Estudo indica que a dependência excessiva de IA pode reduzir a confiança dos utilizadores nas próprias capacidades intelectuais
Um estudo recente concluiu que uma dependência muito forte de IA pode diminuir a confiança que os utilizadores têm nas suas capacidades intelectuais. Os investigadores observaram que pessoas que se apoiam em chatbots com mais frequência tendem a admitir que “a IA pensa por elas”, o que acaba por enfraquecer a confiança nas ideias que elas próprias geram.
Dependência de IA e confiança: o impacto do estilo de uso de chatbots de IA
Em contrapartida, os participantes que editavam, questionavam ou reelaboravam os resultados produzidos pela IA apresentaram níveis mais altos de confiança e uma sensação maior de autoria sobre o resultado final. A autora do estudo, Sara Baldeo, doutoranda em IA e neurociências na Universidade de Middlesex, destacou que os efeitos cognitivos variam de acordo com a forma como a ferramenta é utilizada.

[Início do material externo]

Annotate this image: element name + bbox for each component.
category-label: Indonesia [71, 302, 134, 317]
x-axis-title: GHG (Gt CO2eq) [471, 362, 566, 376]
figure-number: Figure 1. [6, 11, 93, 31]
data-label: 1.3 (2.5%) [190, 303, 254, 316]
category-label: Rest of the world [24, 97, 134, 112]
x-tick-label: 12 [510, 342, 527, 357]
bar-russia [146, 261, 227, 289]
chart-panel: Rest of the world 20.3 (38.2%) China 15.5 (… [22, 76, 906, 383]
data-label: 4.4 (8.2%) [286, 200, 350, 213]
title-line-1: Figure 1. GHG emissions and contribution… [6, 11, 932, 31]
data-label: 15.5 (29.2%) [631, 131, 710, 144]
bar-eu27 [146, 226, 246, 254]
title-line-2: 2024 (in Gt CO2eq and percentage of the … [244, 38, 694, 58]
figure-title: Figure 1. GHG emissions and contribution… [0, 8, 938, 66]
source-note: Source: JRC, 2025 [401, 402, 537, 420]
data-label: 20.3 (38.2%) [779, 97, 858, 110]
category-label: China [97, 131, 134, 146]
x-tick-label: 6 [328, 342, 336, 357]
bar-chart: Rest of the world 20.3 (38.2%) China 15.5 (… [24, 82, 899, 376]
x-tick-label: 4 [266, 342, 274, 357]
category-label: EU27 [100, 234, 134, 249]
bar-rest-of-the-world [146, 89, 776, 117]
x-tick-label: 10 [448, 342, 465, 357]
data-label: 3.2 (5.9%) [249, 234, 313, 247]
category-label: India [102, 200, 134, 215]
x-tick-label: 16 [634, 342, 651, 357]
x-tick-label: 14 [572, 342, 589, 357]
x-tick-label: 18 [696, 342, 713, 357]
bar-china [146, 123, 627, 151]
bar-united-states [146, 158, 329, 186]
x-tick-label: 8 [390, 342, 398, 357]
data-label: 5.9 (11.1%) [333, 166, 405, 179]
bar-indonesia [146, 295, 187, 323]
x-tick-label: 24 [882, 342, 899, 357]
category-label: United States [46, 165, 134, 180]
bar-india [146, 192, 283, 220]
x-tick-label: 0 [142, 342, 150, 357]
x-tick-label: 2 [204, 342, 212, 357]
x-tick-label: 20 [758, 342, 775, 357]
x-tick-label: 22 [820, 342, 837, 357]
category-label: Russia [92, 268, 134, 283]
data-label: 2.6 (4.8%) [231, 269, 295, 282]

“Quando estudamos a atividade cerebral em função de como as pessoas usam a ferramenta, vemos tanto aumento quanto diminuição da atividade”, explicou Baldeo. Segundo ela, o fator determinante não é a ferramenta em si, mas a abordagem adotada no seu uso.
Resultados alinhados com pesquisa do MIT e da Carnegie Mellon University (CMU)
Essas conclusões vão ao encontro de outro estudo conduzido por cientistas do MIT e da Carnegie Mellon University (CMU). Nessa pesquisa, os autores defendem que a IA pode reduzir rapidamente as capacidades intelectuais dos utilizadores, sobretudo em tarefas que exigem pensamento intensivo.
No experimento, participantes do grupo experimental receberam acesso à IA para resolver equações matemáticas. Em seguida, esse acesso foi interrompido, e eles tiveram de continuar o trabalho por conta própria. Os resultados apontaram uma queda acentuada na capacidade de raciocínio e uma menor disposição para concluir as atividades entre aqueles que, no início, dependiam da IA.
Os dois estudos reforçam a importância de como a IA é usada: delegar tarefas por completo a um agente pode prejudicar as capacidades cognitivas, enquanto empregar a IA como apoio (e não como substituição) contribui para preservá-las.